Widely used for data classification, neural networks process past and current data to estimate future values — discovering any complex correlations hidden in the data — in a way analogous to that employed by the human brain.

Neural networks can be used to make predictions on time series data such as weather data. A neural network can be designed to detect pattern in input data and produce an output free of noise.

The structure of a neural-network algorithm has three layers:

The input layer feeds past data values into the next (hidden) layer. The black circles represent nodes of the neural network.
The hidden layer encapsulates several complex functions that create predictors; often those functions are hidden from the user. A set of nodes (black circles) at the hidden layer represents mathematical functions that modify the input data; these functions are called neurons.
The output layer collects the predictions made in the hidden layer and produces the final result: the model’s prediction.

Here’s a closer look at how a neural network can produce a predicted output from input data. The hidden layer is the key component of a neural network because of the neurons it contains; they work together to do the major calculations and produce the output.

Each neuron takes a set of input values; each is associated with a weight (more about that in a moment) and a numerical value known as bias. The output of each neuron is a function of the output of the weighted sum of each input plus the bias.

Most neural networks use mathematical functions to activate the neurons. A function in math is a relation between a set of inputs and a set of outputs, with the rule that each input corresponds to an output.

For instance, consider the negative function where a whole number can be an input and the output is its negative equivalent. In essence, a function in math works like a black box that takes an input and produces an output.

Neurons in a neural network can use sigmoid functions to match inputs to outputs. When used that way, a sigmoid function is called a logistic function and its formula looks like this:

f(input) = 1/(1+e^output)

Here f is the activation function that activates the neuron, and e is a widely used mathematical constant that has the approximate value of 2.718.

You might wonder why such a function is used in neurons. Well, most sigmoid functions have derivatives that are positive and easy to calculate. They’re continuous, can serve as types of smoothing functions, and are also bounded functions.

This combination of characteristics, unique to sigmoid functions, is vital to the workings of a neural network algorithm — especially when a derivative calculation — such as the weight associated with each input to a neuron — is needed.

The weight for each neuron is a numerical value that can be derived using either supervised training or unsupervised training such as data clustering.

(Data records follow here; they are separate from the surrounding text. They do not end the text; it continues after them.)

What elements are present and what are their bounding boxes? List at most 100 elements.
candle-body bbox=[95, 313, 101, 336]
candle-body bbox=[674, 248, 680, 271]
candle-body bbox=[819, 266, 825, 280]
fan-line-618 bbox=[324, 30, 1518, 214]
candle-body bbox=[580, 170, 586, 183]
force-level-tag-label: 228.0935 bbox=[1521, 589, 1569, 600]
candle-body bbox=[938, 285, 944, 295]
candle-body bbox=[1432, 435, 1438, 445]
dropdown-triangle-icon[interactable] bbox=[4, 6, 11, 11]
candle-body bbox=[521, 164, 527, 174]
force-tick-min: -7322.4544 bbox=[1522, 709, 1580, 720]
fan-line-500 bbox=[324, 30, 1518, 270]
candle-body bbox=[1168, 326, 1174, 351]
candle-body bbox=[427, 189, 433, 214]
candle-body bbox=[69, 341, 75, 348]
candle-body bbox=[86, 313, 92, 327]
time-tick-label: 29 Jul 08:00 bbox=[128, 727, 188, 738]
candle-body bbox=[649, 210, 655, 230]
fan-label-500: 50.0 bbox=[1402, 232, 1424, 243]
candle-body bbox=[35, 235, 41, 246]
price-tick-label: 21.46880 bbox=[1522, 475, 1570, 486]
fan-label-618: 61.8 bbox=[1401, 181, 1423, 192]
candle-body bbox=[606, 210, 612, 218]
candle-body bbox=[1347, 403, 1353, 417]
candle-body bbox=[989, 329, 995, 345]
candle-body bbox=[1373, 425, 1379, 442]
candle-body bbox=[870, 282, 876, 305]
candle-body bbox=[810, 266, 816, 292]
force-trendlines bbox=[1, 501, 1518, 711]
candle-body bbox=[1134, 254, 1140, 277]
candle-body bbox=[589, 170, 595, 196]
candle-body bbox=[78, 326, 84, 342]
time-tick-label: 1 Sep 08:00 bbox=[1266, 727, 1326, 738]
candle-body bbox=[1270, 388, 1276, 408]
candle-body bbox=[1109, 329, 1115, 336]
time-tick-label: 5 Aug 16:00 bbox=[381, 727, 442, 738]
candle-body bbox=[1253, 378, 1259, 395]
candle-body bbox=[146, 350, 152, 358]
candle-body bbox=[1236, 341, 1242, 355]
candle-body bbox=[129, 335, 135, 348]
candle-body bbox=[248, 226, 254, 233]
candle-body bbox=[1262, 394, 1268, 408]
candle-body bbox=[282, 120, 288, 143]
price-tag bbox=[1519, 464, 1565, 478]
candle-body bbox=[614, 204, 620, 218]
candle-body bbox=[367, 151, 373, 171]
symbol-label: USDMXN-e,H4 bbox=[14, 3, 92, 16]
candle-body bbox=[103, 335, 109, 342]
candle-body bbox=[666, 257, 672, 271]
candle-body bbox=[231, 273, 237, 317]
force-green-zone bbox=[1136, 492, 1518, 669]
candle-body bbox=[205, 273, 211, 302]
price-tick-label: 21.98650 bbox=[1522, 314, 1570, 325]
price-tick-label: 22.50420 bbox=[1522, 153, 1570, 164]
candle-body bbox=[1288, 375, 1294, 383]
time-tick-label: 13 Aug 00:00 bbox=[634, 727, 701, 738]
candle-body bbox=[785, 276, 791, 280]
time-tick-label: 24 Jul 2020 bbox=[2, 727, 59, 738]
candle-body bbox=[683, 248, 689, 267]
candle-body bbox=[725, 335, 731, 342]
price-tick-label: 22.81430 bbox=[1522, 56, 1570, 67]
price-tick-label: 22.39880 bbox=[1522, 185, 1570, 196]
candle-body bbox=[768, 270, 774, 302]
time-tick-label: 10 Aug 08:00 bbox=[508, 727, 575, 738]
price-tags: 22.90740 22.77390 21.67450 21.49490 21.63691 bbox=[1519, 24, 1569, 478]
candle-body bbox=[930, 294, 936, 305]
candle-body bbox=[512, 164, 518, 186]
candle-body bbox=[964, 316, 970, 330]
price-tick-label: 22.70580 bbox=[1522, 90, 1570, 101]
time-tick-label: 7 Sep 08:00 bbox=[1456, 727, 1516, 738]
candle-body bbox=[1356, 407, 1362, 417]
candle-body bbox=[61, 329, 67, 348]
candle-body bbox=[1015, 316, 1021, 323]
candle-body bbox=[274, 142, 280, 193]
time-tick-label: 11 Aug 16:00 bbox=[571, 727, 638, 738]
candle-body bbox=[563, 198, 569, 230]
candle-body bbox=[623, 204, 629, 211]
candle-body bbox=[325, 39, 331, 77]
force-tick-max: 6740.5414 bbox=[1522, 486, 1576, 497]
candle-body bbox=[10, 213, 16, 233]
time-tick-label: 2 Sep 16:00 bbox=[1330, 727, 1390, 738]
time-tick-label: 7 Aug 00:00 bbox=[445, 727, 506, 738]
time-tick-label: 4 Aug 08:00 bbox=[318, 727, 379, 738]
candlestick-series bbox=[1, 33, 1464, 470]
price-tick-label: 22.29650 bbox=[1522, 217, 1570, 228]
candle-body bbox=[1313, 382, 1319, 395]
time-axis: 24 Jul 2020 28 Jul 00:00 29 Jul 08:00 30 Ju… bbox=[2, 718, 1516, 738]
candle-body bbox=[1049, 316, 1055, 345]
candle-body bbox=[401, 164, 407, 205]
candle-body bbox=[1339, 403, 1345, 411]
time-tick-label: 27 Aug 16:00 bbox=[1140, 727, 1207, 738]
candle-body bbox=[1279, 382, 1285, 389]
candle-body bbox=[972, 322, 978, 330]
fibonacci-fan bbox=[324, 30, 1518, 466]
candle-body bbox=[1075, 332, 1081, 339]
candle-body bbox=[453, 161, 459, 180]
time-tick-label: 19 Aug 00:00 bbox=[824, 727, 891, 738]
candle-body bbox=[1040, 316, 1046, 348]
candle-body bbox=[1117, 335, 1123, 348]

In the case of supervised training, weights are derived by feeding sample inputs and outputs to the algorithm until the weights are tuned (that is, there’s a near-perfect match between inputs and outputs).
In the case of unsupervised training, the neural network is only presented with inputs; the algorithm generates their corresponding outputs. When the algorithms are presented with new-but-similar inputs and the algorithm produces new outputs that are similar to previous outputs, then the neurons’ weights have been tuned.

Neural networks tend to have high accuracy even if the data has a significant amount of noise. That’s a major advantage; when the hidden layer can still discover relationships in the data despite noise, you may be able to use otherwise-unusable data.

One disadvantage of the neural-network algorithms is that the accuracy of the prediction may be valid only within the time period during which the training data was gathered.